Abstract This study was part of a comprehensive program of quantitative characterization of heterogeneity in fluvial-deltaic reservoirs, using the Ferron, Utah outcrop as an analog reservoir. A suite of petrophysical properties were measured simultaneously in the laboratory for over sixty specimens, representing different geologic facies, flow units, and barriers. Properties included porosity, permeability, electrical conductivity, shear and compressional wave velocities, and quasi-static moduli, measured under simulated reservoir conditions during two-phase steady-state flow of gas and brine, in both drainage and imbibition. Petrographic data on each sample were also gathered, including quantification of detrital and authigenic phases, thin-section porosity, textural and grain-size distribution analyses. Centrifuge capillary pressures on plugs from the laboratory test specimens were also measured.
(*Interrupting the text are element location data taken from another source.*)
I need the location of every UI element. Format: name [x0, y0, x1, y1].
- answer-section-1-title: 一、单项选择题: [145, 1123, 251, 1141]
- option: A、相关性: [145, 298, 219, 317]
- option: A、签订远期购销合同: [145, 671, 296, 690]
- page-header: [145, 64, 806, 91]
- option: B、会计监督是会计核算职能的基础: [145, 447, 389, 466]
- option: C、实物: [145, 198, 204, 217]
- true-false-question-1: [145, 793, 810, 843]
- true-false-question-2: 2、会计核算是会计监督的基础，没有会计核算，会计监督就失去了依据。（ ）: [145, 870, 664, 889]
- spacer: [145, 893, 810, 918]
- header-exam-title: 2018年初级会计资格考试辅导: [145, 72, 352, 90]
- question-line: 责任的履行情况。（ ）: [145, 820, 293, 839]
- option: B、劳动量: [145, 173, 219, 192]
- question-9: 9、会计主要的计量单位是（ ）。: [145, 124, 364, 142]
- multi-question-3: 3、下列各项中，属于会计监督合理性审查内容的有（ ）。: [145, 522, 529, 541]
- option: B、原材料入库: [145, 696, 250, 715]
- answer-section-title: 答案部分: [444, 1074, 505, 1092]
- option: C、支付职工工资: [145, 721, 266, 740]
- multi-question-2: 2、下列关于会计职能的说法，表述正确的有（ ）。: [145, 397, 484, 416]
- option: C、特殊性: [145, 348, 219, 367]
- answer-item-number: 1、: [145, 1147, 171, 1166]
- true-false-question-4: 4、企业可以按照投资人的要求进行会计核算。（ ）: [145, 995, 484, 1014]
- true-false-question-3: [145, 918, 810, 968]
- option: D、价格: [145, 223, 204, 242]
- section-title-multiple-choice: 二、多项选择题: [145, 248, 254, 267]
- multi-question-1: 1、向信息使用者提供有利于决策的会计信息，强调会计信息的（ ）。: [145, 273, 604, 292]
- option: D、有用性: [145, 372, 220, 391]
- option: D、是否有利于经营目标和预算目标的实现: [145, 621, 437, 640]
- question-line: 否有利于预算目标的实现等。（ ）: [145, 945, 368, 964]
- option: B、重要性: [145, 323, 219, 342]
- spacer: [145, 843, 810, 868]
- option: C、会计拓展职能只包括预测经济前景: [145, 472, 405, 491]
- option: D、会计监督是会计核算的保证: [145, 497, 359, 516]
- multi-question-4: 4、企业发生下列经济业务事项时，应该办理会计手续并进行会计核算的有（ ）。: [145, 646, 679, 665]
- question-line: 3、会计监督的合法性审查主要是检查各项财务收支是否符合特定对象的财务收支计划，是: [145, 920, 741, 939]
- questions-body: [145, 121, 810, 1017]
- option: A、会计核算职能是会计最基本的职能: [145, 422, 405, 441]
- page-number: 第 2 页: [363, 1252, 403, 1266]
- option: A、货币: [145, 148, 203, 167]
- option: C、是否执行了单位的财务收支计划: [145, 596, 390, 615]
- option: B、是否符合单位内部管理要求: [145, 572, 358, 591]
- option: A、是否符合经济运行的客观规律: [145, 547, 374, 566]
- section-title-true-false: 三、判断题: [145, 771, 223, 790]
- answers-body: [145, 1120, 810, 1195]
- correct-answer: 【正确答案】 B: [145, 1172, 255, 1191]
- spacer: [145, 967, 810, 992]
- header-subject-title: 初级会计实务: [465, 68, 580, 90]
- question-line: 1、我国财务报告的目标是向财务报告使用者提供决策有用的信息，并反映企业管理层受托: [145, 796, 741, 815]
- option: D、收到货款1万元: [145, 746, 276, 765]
Minipermeameter determinations of test specimen air permeabilities were conducted in companion studies. Statistical studies were conducted to relate petrophysical data to petrographic information in an attempt to examine the correlation of petrophysical data with geologic genesis and diagenesis. Reasonable correlations were obtained for most of the data, that may be of use in other similar fluvial-deltaic environments. These types of correlations may also be of use in discerning expected statistical distributions of petrophysical data other than permeability.